David Hart, an analyst at Westhouse Securities, talks about the outlook for BP Plc after the company promised to use assets in the Gulf of Mexico as collateral for the $20 billion compensation demanded by President Barack Obama. He speaks on Bloomberg Television’s “The Pulse” with Andrea Catherwood.
BP Plc considered quitting its Macondo well in the Gulf of Mexico days before the drilling-rig explosion that killed 11 workers and caused the biggest offshore oil spill in U.S. history.
A team of engineers and technicians based in BP’s Houston office discussed suspending drilling and abandoning the project during a conference call in mid-April, Greg Walz, an engineer for London-based BP, said in testimony today to a federal panel investigating the blast.
The possibility of quitting the project was part of a broader discussion of what sort of well design to use, he said. Walz was questioned for more than three hours by the panel about a disagreement he had with a BP colleague over whether to employ a larger number of safety devices when lining the well with cement.
“We had contingency plans in place in case anything went wrong,” Walz told the U.S. Coast Guard and Interior Department joint investigation team probing the April 20 explosion aboard the Deepwater Horizon drilling rig. Walz was the drilling team leader on the project and helped design the well.
Engineers also were confused over the procedures for conducting a pressure test aboard the drilling rig to determine whether the steel pipe inside the well was fully sealed from the surrounding oil-soaked rock, said Walz, a 30-year veteran of offshore drilling who joined BP in 2000.
BP and the rest of the oil industry need to develop standard guidelines for how to conduct and interpret the pressure tests conducted during the final stage of completing a well, Walz said.
Cost Overruns
The eight-member panel is holding a fifth round of hearings this week in Metairie, Louisiana, into the catastrophe on the rig, owned by Transocean Ltd.
Walz told the panel he was aware the Macondo project was over budget and taking longer than expected, though he didn’t know by how much. The panel released internal BP documents yesterday that showed the project cost $154.5 million, 61 percent more than planned.

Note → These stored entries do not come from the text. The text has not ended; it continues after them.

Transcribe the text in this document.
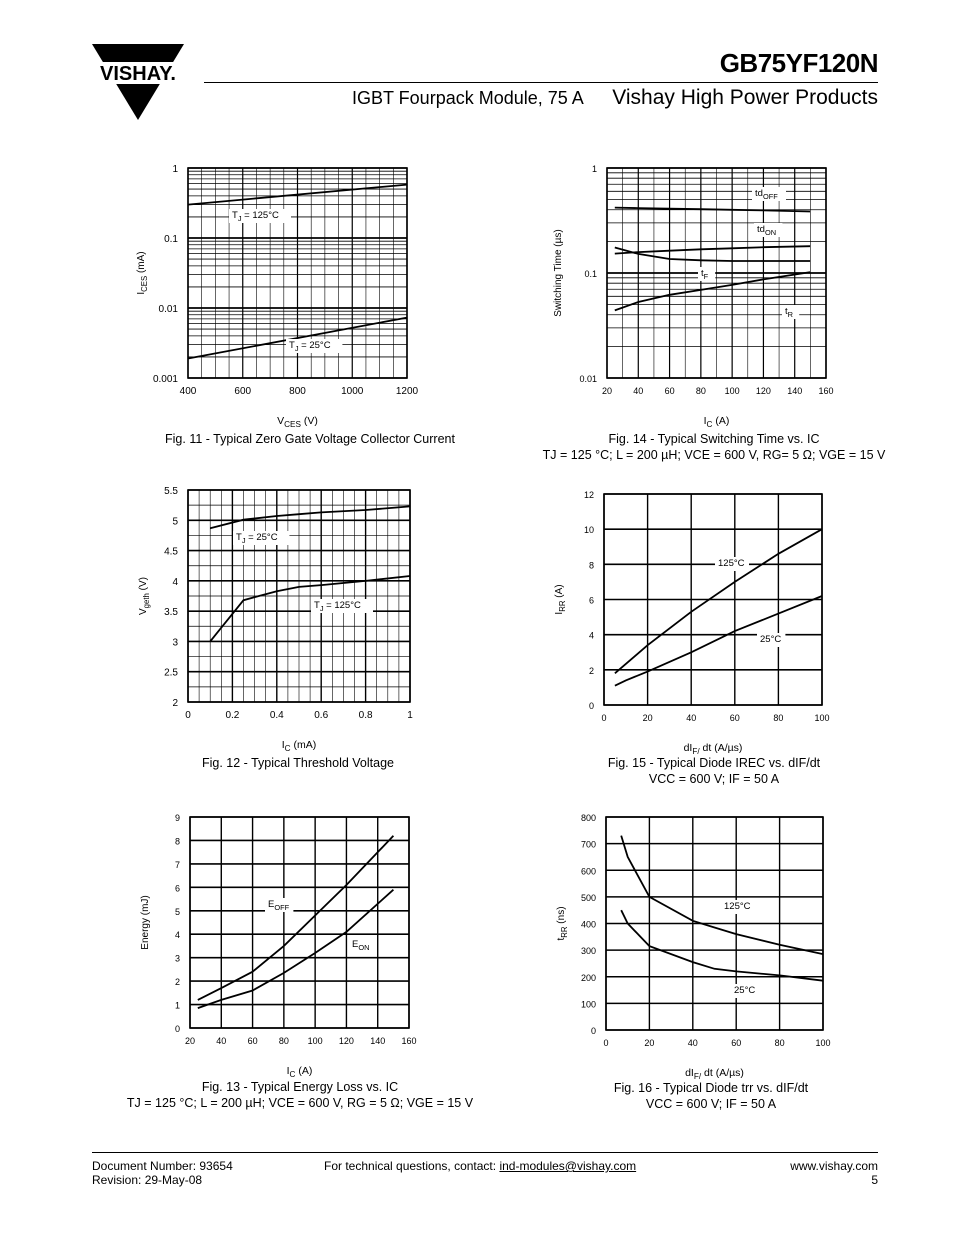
VISHAY.	GB75YF120N
IGBT Fourpack Module, 75 A Vishay High Power Products
400	600	800	1000	1200
0.001
0.01
0.1
1
VCES (V)
ICES (mA)
TJ = 125°C
TJ = 25°C
20 40 60 80 100 120 140 160
0.01
0.1
1
IC (A)
Switching Time (µs)
tdOFF
tdON
tF
tR
0	0.2	0.4	0.6	0.8	1
2
2.5
3
3.5
4
4.5
5
5.5
IC (mA)
Vgeth (V)
TJ = 25°C
TJ = 125°C
0	20	40	60	80	100
0
2
4
6
8
10
12
dIF/ dt (A/µs)
IRR (A)
125°C
25°C
20 40 60 80 100 120 140 160
0
1
2
3
4
5
6
7
8
9
IC (A)
Energy (mJ)	EOFF
EON
0	20	40	60	80	100
0
100
200
300
400
500
600
700
800
dIF/ dt (A/µs)
tRR (ns)	125°C
25°C
Fig. 11 - Typical Zero Gate Voltage Collector Current	Fig. 14 - Typical Switching Time vs. IC
TJ = 125 °C; L = 200 µH; VCE = 600 V, RG= 5 Ω; VGE = 15 V
Fig. 12 - Typical Threshold Voltage	Fig. 15 - Typical Diode IREC vs. dIF/dt
VCC = 600 V; IF = 50 A
Fig. 13 - Typical Energy Loss vs. IC
TJ = 125 °C; L = 200 µH; VCE = 600 V, RG = 5 Ω; VGE = 15 V
Fig. 16 - Typical Diode trr vs. dIF/dt
VCC = 600 V; IF = 50 A
Document Number: 93654
Revision: 29-May-08
For technical questions, contact: ind-modules@vishay.com	www.vishay.com
5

Four days before the well erupted, Walz advocated more than tripling the number of centralizers used to keep the well’s metal casing pipe centered while cement was poured around the sides, according to an April 16 e-mail between Walz and John Guide, BP’s wells team leader on the project.
Failure to use more centralizers left the well susceptible to “severe gas flow potential,” a report to BP by Houston- based Halliburton Co. warned that day.
More Centralizers
Walz told the panel today that he directed another BP employee to have 15 additional centralizers shipped to the rig from Houston by helicopter to augment the six centralizers the company originally planned to use.
Guide objected to using the extra centralizers, saying they were not of the design described by Walz, according to the e- mails. Walz told the panel today that once he heard Guide’s concerns, he concurred that the centralizers could be difficult to retrieve from the hole if the pipe got stuck on its way down and had to be removed.
An internal investigation by BP last month found that Guide and Walz were mistaken about the design of the centralizers that were shipped to the rig. Using fewer centralizers increased the risk of gaps in the cement, according to the Sept. 8 report.
The centralizers “likely did not contribute” to the cement’s failure to prevent gas from surging to the surface, BP said in the report.
Hours From Finish
BP was hours away from finishing the well 40 miles (62 kilometers) from the Louisiana coast when explosive gas surged up from beneath the sea floor and set the rig ablaze. The rig, which sank two days later, was leased to BP for about $500,000 a day.
The well, which tapped a geologic formation estimated to hold 50 million barrels of crude, spewed enough oil into the sea to fill two supertankers before it was capped on July 15. Deepwater exploration in the U.S. section of the Gulf of Mexico has been halted since a federal moratorium was imposed in May.